Reflecting on Design

Past design practices

Before the ITMA program, I designed in two different areas of my work: as a high school Spanish teacher and as the Founder & CEO of Redshift Education, the education technology startup that builds video games for teaching the Spanish language.

As a teacher
My work as a teacher involved designing all of my own courses. I would design by creating syllabi for the year-long Spanish classes I taught at the high school level, detailing classroom expectations and my general approach to the year. I’d follow that with periodic project outline documents (“launch documents”) for each project-based learning unit in those Spanish classes to give to students a step-by-step roadmap of the scaffolded assignments and formative assessments required of them in service of a greater real-world goal.

However, spending too much attention on designing projects and units before the school year started – that is, before I met my students for the year in each class – felt silly at the time: I felt like I’d just have to redo the design anyway once I learned who my students were, what their interests were, and what their actual level of language skill and previous knowledge actually was.

As a product developer
On the other hand, historically at Redshift, scope was the consistent main problem with my past design practices as a product developer. I often was tempted to make plans that were overly ambitious for the capacity of the development team. To attempt to fix this issue, we would often make cuts in later phases (e.g., development phase) once we found out that there was something in the storyboard that would have a negative return on /investment.

Other times, my designs overestimated the language skills of the student user. In this case, sometimes we would not even realize that this was an issue in the design phase at all, and thus did not solve the problem in the design phase.

Another issue was balancing the design of the learning tasks (in-game activities) with the design of the user experience. In other words, I needed to design both what the user would be doing at each moment of the game, but also how they would know they were supposed to be doing that task at each moment of the game. The latter was a design challenge consistently because the games are in Spanish and problem-based, so there are little, if any, direct instructions in English for the user.


Current design practices

Now after completion of the ITMA program, my design process at Redshift includes more intentionality. I have tools to assess the needs and capabilities of the learners. I continue to brainstorm game ideas, then ultimately decide the learning goals, learning context, and performance context. I now survey or explicitly discuss with the learner(s) their needs, backgrounds, and preferences in the design phase of a project, and how they would like those answers reflected in the learning we will do together.

Recent design successes include creating an instructional design workshop with swing dance instructor Ben Donnelly in the Learning Message Design class. The workshop I created took him through the process of creating a new course for his students based on his newly acquired west coast swing knowledge and his new professional goals for himself after my evaluation of his previous swing dance course.
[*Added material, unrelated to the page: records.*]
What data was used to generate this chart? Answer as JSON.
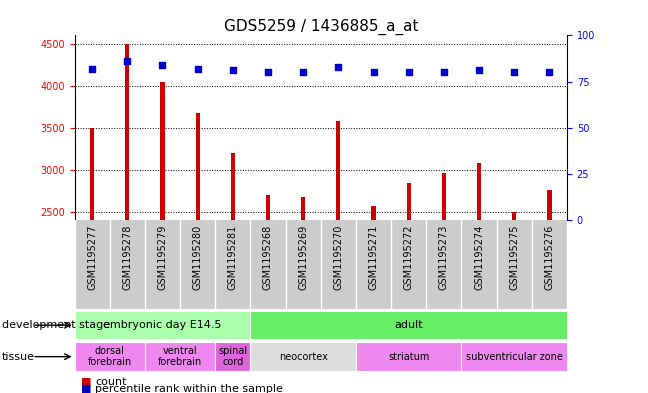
{
  "title": "GDS5259 / 1436885_a_at",
  "samples": [
    "GSM1195277",
    "GSM1195278",
    "GSM1195279",
    "GSM1195280",
    "GSM1195281",
    "GSM1195268",
    "GSM1195269",
    "GSM1195270",
    "GSM1195271",
    "GSM1195272",
    "GSM1195273",
    "GSM1195274",
    "GSM1195275",
    "GSM1195276"
  ],
  "counts": [
    3500,
    4500,
    4050,
    3680,
    3200,
    2700,
    2680,
    3580,
    2570,
    2840,
    2960,
    3080,
    2500,
    2760
  ],
  "percentiles": [
    82,
    86,
    84,
    82,
    81,
    80,
    80,
    83,
    80,
    80,
    80,
    81,
    80,
    80
  ],
  "ylim_left": [
    2400,
    4600
  ],
  "ylim_right": [
    0,
    100
  ],
  "yticks_left": [
    2500,
    3000,
    3500,
    4000,
    4500
  ],
  "yticks_right": [
    0,
    25,
    50,
    75,
    100
  ],
  "bar_color": "#cc0000",
  "scatter_color": "#0000cc",
  "bg_color": "#ffffff",
  "sample_bg_color": "#cccccc",
  "development_stage_label": "development stage",
  "tissue_label": "tissue",
  "stages": [
    {
      "label": "embryonic day E14.5",
      "start": 0,
      "end": 4,
      "color": "#aaffaa"
    },
    {
      "label": "adult",
      "start": 5,
      "end": 13,
      "color": "#66ee66"
    }
  ],
  "tissues": [
    {
      "label": "dorsal\nforebrain",
      "start": 0,
      "end": 1,
      "color": "#ee88ee"
    },
    {
      "label": "ventral\nforebrain",
      "start": 2,
      "end": 3,
      "color": "#ee88ee"
    },
    {
      "label": "spinal\ncord",
      "start": 4,
      "end": 4,
      "color": "#dd66dd"
    },
    {
      "label": "neocortex",
      "start": 5,
      "end": 7,
      "color": "#dddddd"
    },
    {
      "label": "striatum",
      "start": 8,
      "end": 10,
      "color": "#ee88ee"
    },
    {
      "label": "subventricular zone",
      "start": 11,
      "end": 13,
      "color": "#ee88ee"
    }
  ],
  "legend_count_label": "count",
  "legend_pct_label": "percentile rank within the sample",
  "title_fontsize": 11,
  "tick_fontsize": 7,
  "label_fontsize": 8,
  "annot_fontsize": 8
}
How my design practices have evolved

I have always considered learner needs, preferences, motivations, but I previously only did so because I intuitively thought it might be important to the learning process. The difference with my practice now is that this consideration of learner needs, backgrounds, and preferences is very intentional and explicit – and in cooperation with the learner, as opposed to through assumptions that I may have made about that learner subconsciously.